Extreme USD strength is obviously no longer a concern and a gradual improvement in commodity prices, linked to a Chinese infrastructure stimulus, could help those emerging markets more sensitive to commodity exports. Argentinean contagion is a worry and raises the risk premium.  Ongoing tensions between India and China should not be forgotten and remain a risk. 

 

BONDS

Conventional

 

We have reached the stage with conventional gilts that they are now being described as return free risk. Ten year gilt yields are now at 0.32%. We don’t see ten year rates going negative and if interest rates climb from these levels there is greater downside risk. 

Corporate

 

Given our overweight equity position we would prefer to be underweight corporate bonds.
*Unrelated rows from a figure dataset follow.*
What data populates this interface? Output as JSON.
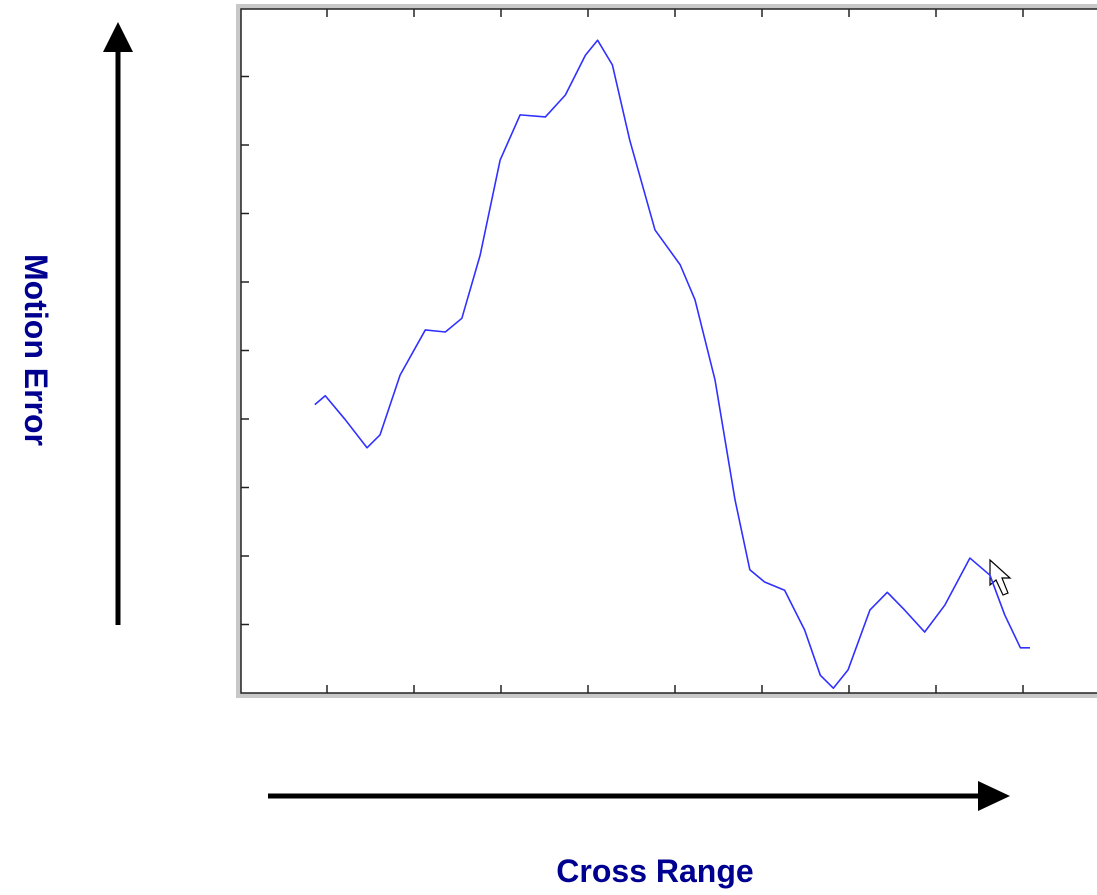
{
  "chart_data": {
    "type": "line",
    "xlabel": "Cross Range",
    "ylabel": "Motion Error",
    "x": [
      0.86,
      0.98,
      1.21,
      1.46,
      1.61,
      1.84,
      2.13,
      2.36,
      2.55,
      2.76,
      2.99,
      3.22,
      3.51,
      3.74,
      3.97,
      4.11,
      4.28,
      4.48,
      4.77,
      5.06,
      5.23,
      5.46,
      5.69,
      5.86,
      6.03,
      6.26,
      6.49,
      6.67,
      6.82,
      6.99,
      7.24,
      7.44,
      7.64,
      7.87,
      8.1,
      8.39,
      8.62,
      8.79,
      8.97,
      9.08
    ],
    "series": [
      {
        "color": "#3030ff",
        "values": [
          4.21,
          4.34,
          3.99,
          3.58,
          3.77,
          4.64,
          5.3,
          5.27,
          5.47,
          6.39,
          7.78,
          8.44,
          8.41,
          8.73,
          9.31,
          9.53,
          9.17,
          8.07,
          6.76,
          6.25,
          5.74,
          4.57,
          2.82,
          1.8,
          1.62,
          1.5,
          0.92,
          0.26,
          0.07,
          0.34,
          1.21,
          1.47,
          1.21,
          0.89,
          1.28,
          1.97,
          1.72,
          1.14,
          0.66,
          0.66
        ]
      }
    ],
    "xlim": [
      0,
      9.85
    ],
    "ylim": [
      0,
      10
    ],
    "xticks": [
      1,
      2,
      3,
      4,
      5,
      6,
      7,
      8,
      9
    ],
    "yticks": [
      1,
      2,
      3,
      4,
      5,
      6,
      7,
      8,
      9
    ]
  }
}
There is a possibility that corporate spreads could reduce further but we think the upside from spread contraction has probably reached its limit. 

Index Linked

 

Linkers are a good hedge against the low probability event of higher than expected inflation. It is not beyond the realms of possibility that the recent strong money creation could drive inflation above current expectations.  

 

CASH

Cash

 

We went to neutral cash before the US election and will look to deploy the cash on any pull-back. 

 

PROPERTY

Property

 

We weigh up many factors including Brexit risk, valuation and weak interest rates helping demand. Overall the commercial slant of most listed property assets leads us to dislike the sector for the time being. 

 

ALTERNATIVES

Alternatives

 

We have been favourable towards gold and infrastructure within this sector and remain so.